Cloete agrees that the funding going towards climate adaptation in South Africa is nowhere near what is required.

He points out that the crime, energy and water problems all started off as longer-term concerns that didn’t receive sufficient attention until they turned into acute short-term crises. He fears that the same is happening with climate-change adaptation.

“Day Zero in Cape Town, the recent floods in KZN, the drought in the Eastern Cape, all show that it is becoming increasingly costly to adapt to climate change, particularly for the public sector and insurers,” he says.

“Increased investment to enhance resilience to climate change makes much more sense than continuing to spend ever-increasing amounts to recover from climate disasters, which are becoming more frequent, more severe and more costly.”

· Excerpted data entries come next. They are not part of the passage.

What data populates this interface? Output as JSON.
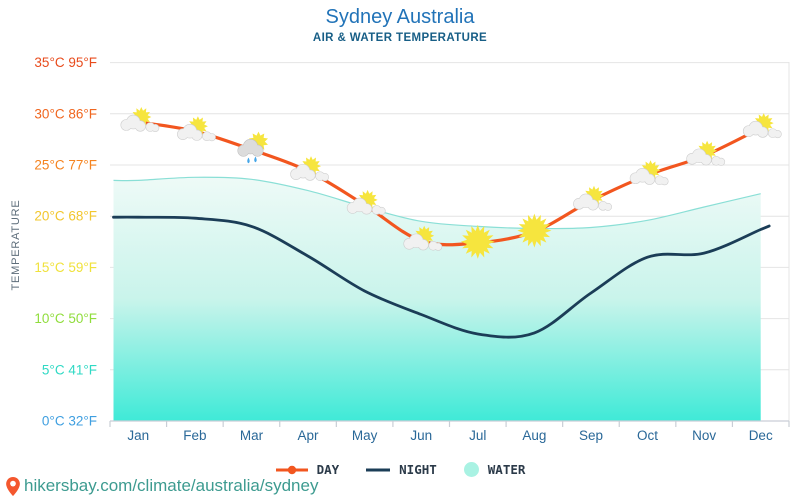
{
  "page": {
    "title": "Sydney Australia",
    "subtitle": "AIR & WATER TEMPERATURE",
    "footer_url": "hikersbay.com/climate/australia/sydney"
  },
  "colors": {
    "title": "#2173b8",
    "subtitle": "#175e86",
    "day_line": "#f2561f",
    "night_line": "#1b3d57",
    "water_fill_top": "#eefaf7",
    "water_fill_mid": "#c9f4eb",
    "water_fill_bottom": "#3fead7",
    "water_edge": "#8adfd6",
    "water_legend_swatch": "#a9f2e3",
    "month_label": "#2a6898",
    "grid": "#e4e4e4",
    "axis": "#c9ced6",
    "temperature_label": "#5d6d7a",
    "legend_text": "#2b3a49",
    "url_text": "#3d9b90",
    "pin": "#f4572e",
    "sun": "#f6e53e",
    "cloud_light": "#f1f1f1",
    "cloud_edge": "#cfcfcf",
    "cloud_gray": "#dcdcdc",
    "cloud_gray_edge": "#c0c0c0",
    "raindrop": "#45a6e8"
  },
  "y_axis": {
    "title": "TEMPERATURE",
    "ticks": [
      {
        "label": "35°C 95°F",
        "c": 35,
        "color": "#e84b1c"
      },
      {
        "label": "30°C 86°F",
        "c": 30,
        "color": "#f0661f"
      },
      {
        "label": "25°C 77°F",
        "c": 25,
        "color": "#f5831f"
      },
      {
        "label": "20°C 68°F",
        "c": 20,
        "color": "#f2c72e"
      },
      {
        "label": "15°C 59°F",
        "c": 15,
        "color": "#f0e23c"
      },
      {
        "label": "10°C 50°F",
        "c": 10,
        "color": "#90dd3c"
      },
      {
        "label": "5°C 41°F",
        "c": 5,
        "color": "#2fd9c4"
      },
      {
        "label": "0°C 32°F",
        "c": 0,
        "color": "#3f9fe0"
      }
    ]
  },
  "chart_data": {
    "type": "line",
    "title": "Sydney Australia",
    "subtitle": "AIR & WATER TEMPERATURE",
    "categories": [
      "Jan",
      "Feb",
      "Mar",
      "Apr",
      "May",
      "Jun",
      "Jul",
      "Aug",
      "Sep",
      "Oct",
      "Nov",
      "Dec"
    ],
    "ylabel": "TEMPERATURE",
    "unit": "°C",
    "ylim": [
      0,
      37.5
    ],
    "grid": true,
    "legend_position": "bottom",
    "series": [
      {
        "name": "DAY",
        "type": "line",
        "values": [
          29.2,
          28.3,
          26.5,
          24.4,
          21.1,
          17.6,
          17.4,
          18.5,
          21.5,
          24.0,
          25.9,
          28.6
        ]
      },
      {
        "name": "NIGHT",
        "type": "line",
        "values": [
          19.9,
          19.8,
          19.0,
          16.1,
          12.7,
          10.4,
          8.5,
          8.6,
          12.5,
          16.0,
          16.4,
          18.7
        ]
      },
      {
        "name": "WATER",
        "type": "area",
        "values": [
          23.5,
          23.8,
          23.6,
          22.5,
          20.9,
          19.5,
          19.0,
          18.8,
          18.9,
          19.6,
          20.9,
          22.2
        ]
      }
    ],
    "weather_icons": [
      "sun-cloud",
      "sun-cloud",
      "sun-rain-cloud",
      "sun-cloud",
      "sun-cloud",
      "sun-cloud",
      "sun",
      "sun",
      "sun-cloud",
      "sun-cloud",
      "sun-cloud",
      "sun-cloud"
    ]
  },
  "legend": {
    "items": [
      {
        "label": "DAY",
        "marker": "line-dot"
      },
      {
        "label": "NIGHT",
        "marker": "line"
      },
      {
        "label": "WATER",
        "marker": "circle"
      }
    ]
  }
}
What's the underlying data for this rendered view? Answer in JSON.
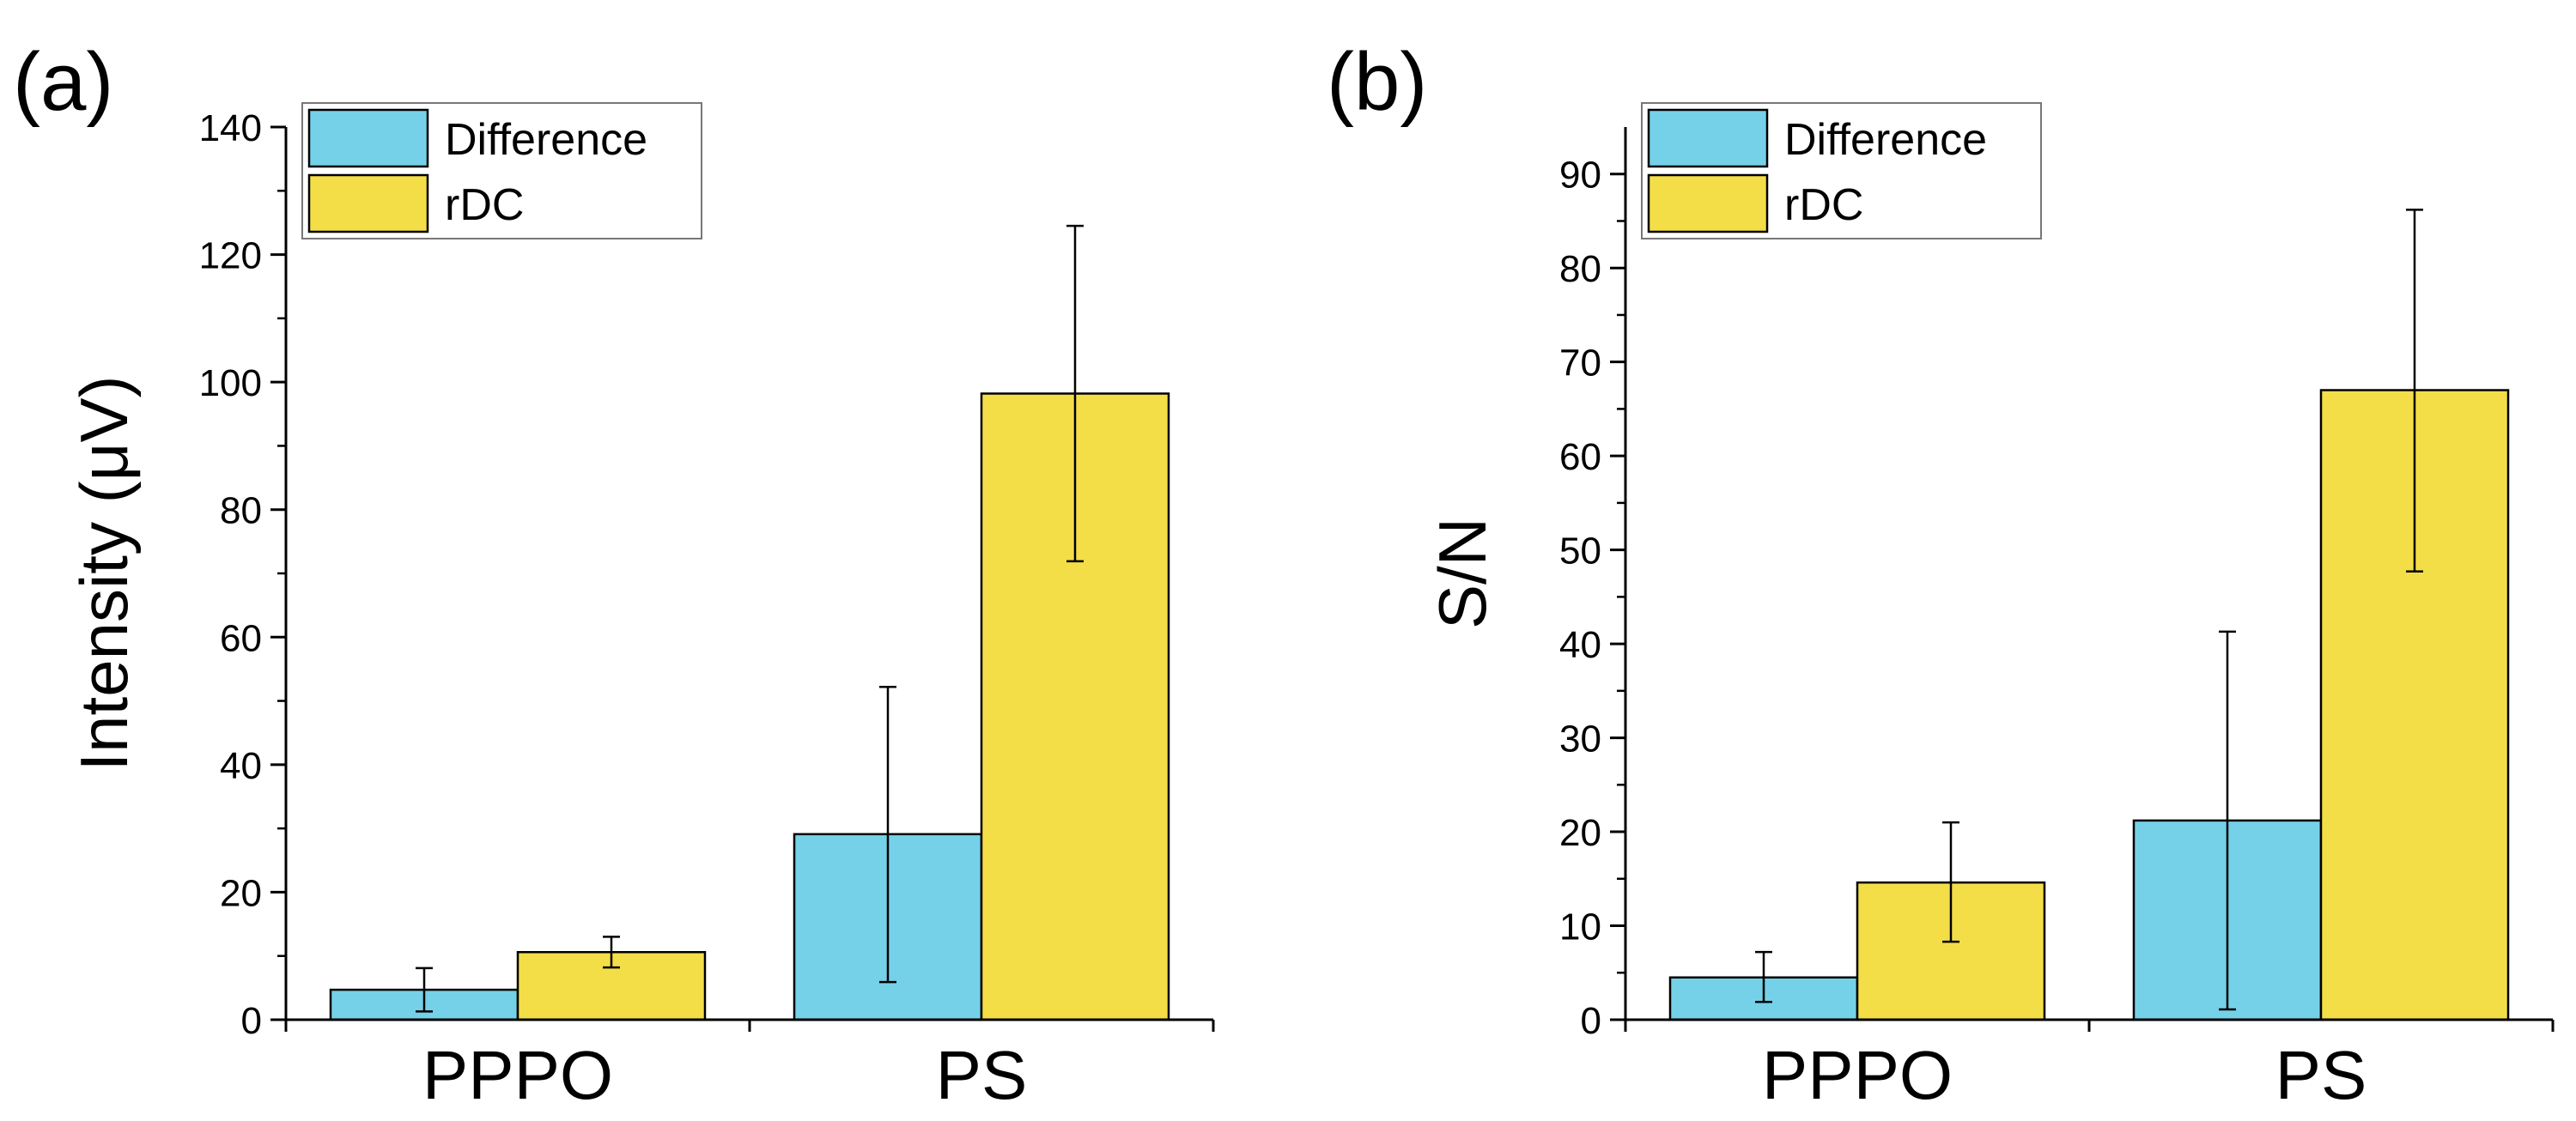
{
  "figure": {
    "colors": {
      "difference": "#75D1E8",
      "rdc": "#F4DE48",
      "axis": "#000000"
    }
  },
  "chart_data": [
    {
      "type": "bar",
      "panel_label": "(a)",
      "title": "",
      "xlabel": "",
      "ylabel": "Intensity (μV)",
      "categories": [
        "PPPO",
        "PS"
      ],
      "ylim": [
        0,
        140
      ],
      "yticks": [
        0,
        20,
        40,
        60,
        80,
        100,
        120,
        140
      ],
      "ytick_labels": [
        "0",
        "20",
        "40",
        "60",
        "80",
        "100",
        "120",
        "140"
      ],
      "minor_ticks": true,
      "grid": false,
      "legend_position": "top-left",
      "series": [
        {
          "name": "Difference",
          "color": "#75D1E8",
          "values": [
            4.7,
            29.1
          ],
          "err_low": [
            1.3,
            5.9
          ],
          "err_high": [
            8.1,
            52.2
          ]
        },
        {
          "name": "rDC",
          "color": "#F4DE48",
          "values": [
            10.6,
            98.2
          ],
          "err_low": [
            8.2,
            71.9
          ],
          "err_high": [
            13.0,
            124.5
          ]
        }
      ]
    },
    {
      "type": "bar",
      "panel_label": "(b)",
      "title": "",
      "xlabel": "",
      "ylabel": "S/N",
      "categories": [
        "PPPO",
        "PS"
      ],
      "ylim": [
        0,
        95
      ],
      "yticks": [
        0,
        10,
        20,
        30,
        40,
        50,
        60,
        70,
        80,
        90
      ],
      "ytick_labels": [
        "0",
        "10",
        "20",
        "30",
        "40",
        "50",
        "60",
        "70",
        "80",
        "90"
      ],
      "minor_ticks": true,
      "grid": false,
      "legend_position": "top-left",
      "series": [
        {
          "name": "Difference",
          "color": "#75D1E8",
          "values": [
            4.5,
            21.2
          ],
          "err_low": [
            1.9,
            1.1
          ],
          "err_high": [
            7.2,
            41.3
          ]
        },
        {
          "name": "rDC",
          "color": "#F4DE48",
          "values": [
            14.6,
            67.0
          ],
          "err_low": [
            8.3,
            47.7
          ],
          "err_high": [
            21.0,
            86.2
          ]
        }
      ]
    }
  ]
}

Cloete stresses that a regional response to climate change is also required. He notes that intra-African trade and regional food value chains are notoriously inefficient and opaque. Making them work better is going to be critical to responding to increased food insecurity.

This, he says, will require better trade facilitation, more efficient markets, improved climate risk forecasting and the creation of dedicated adaptation funds to allow entities along the value chain to deal with and recover from climate disasters.

“A lot of work has been done to include climate change into private and public sector planning frameworks. It is now time to move beyond awareness and planning to implementation,” says Cloete.

“This will require an increase of several magnitudes in funding to initiatives to increase resilience to climate change.”

Ultimately, climate economists agree that there is nothing more important for South Africa than achieving a just, low-carbon transition, as this will help drive sustainable economic development, strengthen social cohesion and generate the resources needed to deal with climate change.

If done well it even has the potential to solve some of South Africa’s current short-term crises. We live in hope.